A&A: Are emails sent to elected officials private or public?

Q: Are e-mails sent by residents to the council or other government entities (GE) concerning a hot button issue considered public records? Or are they somehow protected by the ”right to privacy” and beyond public scrutiny?

In this case, the GE itself asked residents to send the e-mails and is making policy decisions based on the e-mails. I guess it would seem there could be potential for abuse of the “system” if there were a “faction” of people who could anonymously send biased e-mails attempting to sway the council one way or the other, sign their e-mails ‘Concerned Citizen’, say things that aren’t true and completely un-verifiable in any way.

What do you think?

A: The short answer (which won’t really answer your question) is that written communications to government officials concerning public business should be considered public records under California’s Public Records Act. However, it is possible that the records — or some portion of them — would be considered exempt from disclosure.

Under the PRA, “any writing containing information relating to the conduct of the public’s business prepared, owned, used, or retained by any state or local agency regardless of physical form or characteristics,” Gov’t Code § 6252(e), is presumed to be open to the public and must be disclosed unless a specific provision of the PRA or other law exempts it from disclosure.

As you suggest, it is possible that an agency might argue that e-mails from residents about a controversial public issue are exempt based on the residents’ right to privacy (or under the so-called catch-all or balancing exemption of the PRA). But under the circumstances that might be quite a weak argument.

There are a few cases that discuss this whether the identities of members of the public who have interacted with the government in particular ways can be disclosed under the PRA.

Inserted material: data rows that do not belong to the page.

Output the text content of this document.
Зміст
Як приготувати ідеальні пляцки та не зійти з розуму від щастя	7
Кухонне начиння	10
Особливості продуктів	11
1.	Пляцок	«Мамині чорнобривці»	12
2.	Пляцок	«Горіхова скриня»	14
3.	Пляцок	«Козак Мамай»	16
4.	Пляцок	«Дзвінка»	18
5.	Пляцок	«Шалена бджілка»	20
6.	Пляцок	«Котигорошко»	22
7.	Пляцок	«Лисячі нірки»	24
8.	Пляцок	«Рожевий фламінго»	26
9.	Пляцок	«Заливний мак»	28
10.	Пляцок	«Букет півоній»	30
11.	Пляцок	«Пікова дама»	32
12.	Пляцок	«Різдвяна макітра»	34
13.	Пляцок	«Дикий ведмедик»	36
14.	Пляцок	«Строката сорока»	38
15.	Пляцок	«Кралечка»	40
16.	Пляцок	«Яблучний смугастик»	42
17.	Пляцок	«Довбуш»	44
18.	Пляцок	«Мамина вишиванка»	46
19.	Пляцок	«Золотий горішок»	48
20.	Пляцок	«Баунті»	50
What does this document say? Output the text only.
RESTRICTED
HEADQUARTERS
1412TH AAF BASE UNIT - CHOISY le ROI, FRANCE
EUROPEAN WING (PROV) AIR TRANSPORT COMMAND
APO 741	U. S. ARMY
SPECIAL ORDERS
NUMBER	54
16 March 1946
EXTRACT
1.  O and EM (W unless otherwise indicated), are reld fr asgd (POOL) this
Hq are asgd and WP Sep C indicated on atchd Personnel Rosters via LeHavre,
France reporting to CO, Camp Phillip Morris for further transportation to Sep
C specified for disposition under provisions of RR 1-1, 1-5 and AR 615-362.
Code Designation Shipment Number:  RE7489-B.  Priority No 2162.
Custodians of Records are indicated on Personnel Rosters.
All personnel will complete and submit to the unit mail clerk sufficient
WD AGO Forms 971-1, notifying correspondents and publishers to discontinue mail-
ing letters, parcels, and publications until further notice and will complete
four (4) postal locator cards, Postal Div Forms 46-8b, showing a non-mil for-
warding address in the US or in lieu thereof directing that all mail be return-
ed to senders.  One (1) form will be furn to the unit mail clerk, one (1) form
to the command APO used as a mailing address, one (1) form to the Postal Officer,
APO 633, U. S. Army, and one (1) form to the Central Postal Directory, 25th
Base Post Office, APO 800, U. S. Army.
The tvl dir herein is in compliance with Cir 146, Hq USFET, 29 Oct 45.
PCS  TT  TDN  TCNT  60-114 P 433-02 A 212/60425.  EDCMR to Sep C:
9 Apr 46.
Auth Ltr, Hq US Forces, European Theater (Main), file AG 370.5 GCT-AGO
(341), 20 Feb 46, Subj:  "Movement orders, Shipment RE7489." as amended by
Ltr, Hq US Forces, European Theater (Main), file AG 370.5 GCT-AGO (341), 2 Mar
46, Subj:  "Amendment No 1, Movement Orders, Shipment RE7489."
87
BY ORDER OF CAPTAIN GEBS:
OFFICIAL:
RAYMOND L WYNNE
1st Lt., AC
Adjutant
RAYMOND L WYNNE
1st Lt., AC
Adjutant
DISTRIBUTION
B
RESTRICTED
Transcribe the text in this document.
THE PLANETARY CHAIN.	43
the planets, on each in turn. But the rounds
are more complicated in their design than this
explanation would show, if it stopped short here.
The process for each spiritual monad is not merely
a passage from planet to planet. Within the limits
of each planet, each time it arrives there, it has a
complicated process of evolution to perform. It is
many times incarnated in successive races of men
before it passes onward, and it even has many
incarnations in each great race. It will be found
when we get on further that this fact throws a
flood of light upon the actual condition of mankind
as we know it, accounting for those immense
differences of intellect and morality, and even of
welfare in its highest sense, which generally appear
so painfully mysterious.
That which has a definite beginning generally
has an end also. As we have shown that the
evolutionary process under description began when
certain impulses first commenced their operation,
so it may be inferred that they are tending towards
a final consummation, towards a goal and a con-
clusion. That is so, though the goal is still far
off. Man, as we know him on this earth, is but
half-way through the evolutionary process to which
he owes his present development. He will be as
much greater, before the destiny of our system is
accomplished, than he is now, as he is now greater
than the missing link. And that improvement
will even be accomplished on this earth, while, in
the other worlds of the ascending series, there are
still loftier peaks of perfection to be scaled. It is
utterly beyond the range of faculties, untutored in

In one, the Court of Appeal held that the public interest in not disclosing the names and contact information of individuals who had complained about airport noise clearly outweighed the public’s interest in the disclosure of that information. City of San Jose v. Superior Court, 74 Cal. App. 4th 1008, 1023 (1999); Govt. Code § 6255  (“The agency shall justify withholding any record by demonstrating that the record in question is exempt under express provisions of this chapter or that on the facts of the particular case the public interest served by not disclosing the record clearly outweighs the public interest served by disclosure of the record.”).

There would seem to be an argument that permitting citizens to complain anonymously to the government is important in a way that keeping the contents of communications to government officials about the substance of controversial issues is not (and, conversely, that there is little to be gained from identifying the complainers while there is quite a lot to be gained from knowing what residents wrote to their councilmembers).

In another case, the California Supreme Court held that a television station was entitled to obtain applications to carry concealed weapons. CBS v. Block, 42 Cal. 3d 646, 658 (1986). Any interest the applicants had in preventing the disclosure of their personal information was outweighed by the public’s interest in examining the bases on which the licenses were issued. Id.

Similarly, the Court of Appeal ruled that a newspaper could obtain the names of individuals who had exceeded their allotment of rationed water. New York Times Co. v. Superior Court, 218 Cal. App. 3d 1579, 1585 (1990).

In the situation you outline, the interest in disclosing the communications would seem to be quite high, even implicating basic democratic principles. In contrast, it seems difficult to articulate a basis for keeping the contents of the communications secret. And to the extent the communications were sent without any reasonable expectation that they would be kept private, there would not seem to be a strong argument even for redacting information from the communications that would identify the senders.

Holme Roberts & Owen LLP is general counsel for the First Amendment Coalition and responds to First Amendment Coalition hotline inquiries. In responding to these inquiries, we can give general information regarding open government and speech issues but cannot provide specific legal advice or representation.